Some properties of minimizers for the Chan-Esedoglu L1TV functional

TL;DR

This paper characterizes minimizers of the Chan-Esedoglu L1TV functional, revealing geometric bounds on their boundaries and how small perturbations affect minimizers, with connections to recent theoretical results.

Contribution

It provides new geometric characterizations of minimizers for the L1TV functional, including boundary bounds and stability properties, extending understanding of these minimizers.

Findings

Existence of minimizers with boundaries between unions of specific-radius balls.

Small perturbations in the domain allow for controlled modifications of minimizers.

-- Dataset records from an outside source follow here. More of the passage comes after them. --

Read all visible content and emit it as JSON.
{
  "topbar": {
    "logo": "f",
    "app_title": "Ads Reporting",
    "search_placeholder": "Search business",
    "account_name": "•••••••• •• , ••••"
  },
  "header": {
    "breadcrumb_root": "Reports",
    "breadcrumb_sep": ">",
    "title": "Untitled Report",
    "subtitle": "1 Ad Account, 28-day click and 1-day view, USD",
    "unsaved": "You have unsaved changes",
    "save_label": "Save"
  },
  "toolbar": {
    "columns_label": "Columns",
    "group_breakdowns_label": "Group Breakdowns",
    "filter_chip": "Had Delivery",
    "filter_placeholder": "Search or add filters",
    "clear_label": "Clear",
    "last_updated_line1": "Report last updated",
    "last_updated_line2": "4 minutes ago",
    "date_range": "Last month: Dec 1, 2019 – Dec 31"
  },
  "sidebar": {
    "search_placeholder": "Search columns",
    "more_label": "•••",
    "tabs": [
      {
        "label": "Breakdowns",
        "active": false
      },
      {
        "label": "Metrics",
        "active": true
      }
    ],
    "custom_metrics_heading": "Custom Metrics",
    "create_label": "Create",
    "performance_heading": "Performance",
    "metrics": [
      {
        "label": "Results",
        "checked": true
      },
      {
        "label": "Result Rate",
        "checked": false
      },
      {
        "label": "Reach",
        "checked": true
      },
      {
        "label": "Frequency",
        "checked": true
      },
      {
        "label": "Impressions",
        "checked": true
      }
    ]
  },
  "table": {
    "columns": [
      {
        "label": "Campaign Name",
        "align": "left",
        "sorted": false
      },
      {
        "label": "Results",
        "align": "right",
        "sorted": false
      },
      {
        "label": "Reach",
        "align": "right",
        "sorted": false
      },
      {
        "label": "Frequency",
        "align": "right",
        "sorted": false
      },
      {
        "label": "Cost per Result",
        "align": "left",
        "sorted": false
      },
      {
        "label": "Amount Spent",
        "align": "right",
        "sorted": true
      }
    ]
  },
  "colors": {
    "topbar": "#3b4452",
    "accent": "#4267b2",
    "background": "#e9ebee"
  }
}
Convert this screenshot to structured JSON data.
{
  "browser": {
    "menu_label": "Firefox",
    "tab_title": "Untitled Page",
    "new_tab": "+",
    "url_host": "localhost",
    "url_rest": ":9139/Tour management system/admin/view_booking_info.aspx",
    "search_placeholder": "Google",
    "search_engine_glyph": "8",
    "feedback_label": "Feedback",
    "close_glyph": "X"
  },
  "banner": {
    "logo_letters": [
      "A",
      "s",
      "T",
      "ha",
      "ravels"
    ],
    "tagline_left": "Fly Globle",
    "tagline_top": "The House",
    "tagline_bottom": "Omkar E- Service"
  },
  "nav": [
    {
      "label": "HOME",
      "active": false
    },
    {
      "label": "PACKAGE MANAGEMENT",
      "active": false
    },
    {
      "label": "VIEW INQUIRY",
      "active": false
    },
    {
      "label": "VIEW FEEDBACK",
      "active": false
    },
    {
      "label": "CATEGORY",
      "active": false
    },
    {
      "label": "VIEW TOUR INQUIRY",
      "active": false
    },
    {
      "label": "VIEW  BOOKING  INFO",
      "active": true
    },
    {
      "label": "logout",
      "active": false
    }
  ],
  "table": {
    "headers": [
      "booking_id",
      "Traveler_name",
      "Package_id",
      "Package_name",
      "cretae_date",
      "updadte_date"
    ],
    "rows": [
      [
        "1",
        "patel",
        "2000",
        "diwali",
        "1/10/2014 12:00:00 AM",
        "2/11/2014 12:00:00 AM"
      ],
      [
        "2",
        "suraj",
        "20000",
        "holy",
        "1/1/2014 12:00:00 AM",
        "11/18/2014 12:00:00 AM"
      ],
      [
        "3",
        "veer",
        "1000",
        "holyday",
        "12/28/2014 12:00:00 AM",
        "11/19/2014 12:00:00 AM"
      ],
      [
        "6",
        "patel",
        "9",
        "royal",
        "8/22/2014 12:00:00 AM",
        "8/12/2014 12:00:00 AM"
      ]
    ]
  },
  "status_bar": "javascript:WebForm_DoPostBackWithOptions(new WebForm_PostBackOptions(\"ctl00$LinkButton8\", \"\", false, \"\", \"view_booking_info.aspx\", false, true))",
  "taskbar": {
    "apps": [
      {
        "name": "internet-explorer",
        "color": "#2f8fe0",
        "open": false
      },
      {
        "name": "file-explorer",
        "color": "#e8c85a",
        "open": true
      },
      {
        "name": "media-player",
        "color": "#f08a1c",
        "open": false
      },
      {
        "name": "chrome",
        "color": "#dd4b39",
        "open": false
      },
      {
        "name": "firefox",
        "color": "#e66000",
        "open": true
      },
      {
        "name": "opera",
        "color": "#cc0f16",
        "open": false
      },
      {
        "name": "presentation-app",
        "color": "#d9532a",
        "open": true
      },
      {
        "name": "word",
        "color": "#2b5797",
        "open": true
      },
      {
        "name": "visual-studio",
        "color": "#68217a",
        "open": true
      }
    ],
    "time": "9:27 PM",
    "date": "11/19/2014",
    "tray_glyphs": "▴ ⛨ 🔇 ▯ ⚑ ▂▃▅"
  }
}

Connections made to recent theoretical results by Allard on L1TV minimizers.

Abstract

We present two results characterizing minimizers of the Chan-Esedoglu L1TV functional $F(u) \equiv \int |\nabla u | dx + \lambda \int |u - f| dx $; $u,f:\Bbb{R}^n \to \Bbb{R}$. If we restrict to $u = \chi_{\Sigma}$ and $f = \chi_{\Omega}$, $\Sigma, \Omega \in \Bbb{R}^n$, the $L^1$TV functional reduces to $E(\Sigma) = \Per(\Sigma) + \lambda |\Sigma\vartriangle \Omega |$. We show that there is a minimizer $\Sigma$ such that its boundary $\partial\Sigma$ lies between the union of all balls of radius $\frac{n}{\lambda}$ contained in $\Omega$ and the corresponding union of $\frac{n}{\lambda}$-balls in $\Omega^c$. We also show that if a ball of radius $\frac{n}{\lambda} + \epsilon$ is almost contained in $\Omega$, a slightly smaller concentric ball can be added to $\Sigma$ to get another minimizer. Finally, we comment on recent results Allard has obtained on $L^1$TV minimizers and how these relate to our results.